Anémie et insuffisance cardiaque
Il est évident que l'anémie est un facteur de pronostic défavorable de l'insuffisance cardiaque. Mais jusqu'à quel point peut-on préciser plus avant son impact ?
L'anémie n'arrange pas le pronostic de l'insuffisance cardiaque, c'est une évidence. Mais encore ? Quel est son impact précis ? Une équipe de chercheurs japonais emmenée par Yamauchi a examiné les cas de 4.646 patients consécutifs enregistrés dans la Chronic Heart Failure Analysis and Registry de la région de Tohoku, tous porteurs d'une insuffisance cardiaque de stade C ou D.

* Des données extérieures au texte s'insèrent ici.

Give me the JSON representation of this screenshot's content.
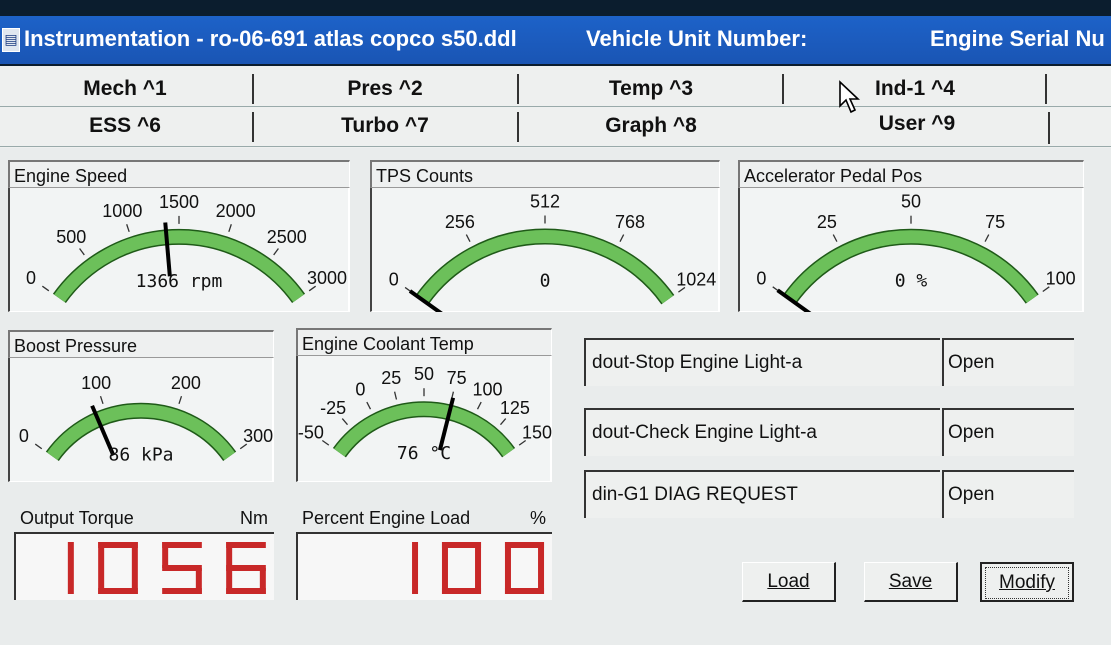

Les anémiques et les autres
Parmi eux, 1.627 (35%) étaient anémiques et de grand âge : 74 ans en moyenne, contre 66 ans pour les autres. Leur filtration glomérulaire estimée était de 52,8 ml/min/1,73 m2 (vs 66). Leur taux de peptide natriurétique B était plus élevé : 154,5 vs 81,8 pg/ml. Etonnamment, leur fraction d'éjection ventriculaire gauche était comparable à celle de l'autre groupe (57,5 vs 56,7%). Ceux qui étaient anémiques étaient plus souvent traités avec des diurétiques mais moins souvent avec des bêta-bloquants.
Déficit sur déficit
Au cours d'un suivi moyen de 3,8 ans, 371 patients anémiques et 272 non-anémiques sont décédés. Cela fait un hazard ratio de 1,40. Une analyse de sous-groupe a montré que l'impact de l'anémie était comparable quels que soient l'âge, le sexe, la fonction rénale mais qu'il différait selon l'étiologie de l'insuffisance cardiaque. En particulier, les troubles ischémiques constituaient un facteur de gravité plus lourd de conséquences. Serait-ce parce qu'elles handicapent elles-mêmes plus gravement le coeur et/ou parce qu'elles hypothèquent déjà par elles-mêmes un apport en oxygène que l'anémie rend encore plus pauvre?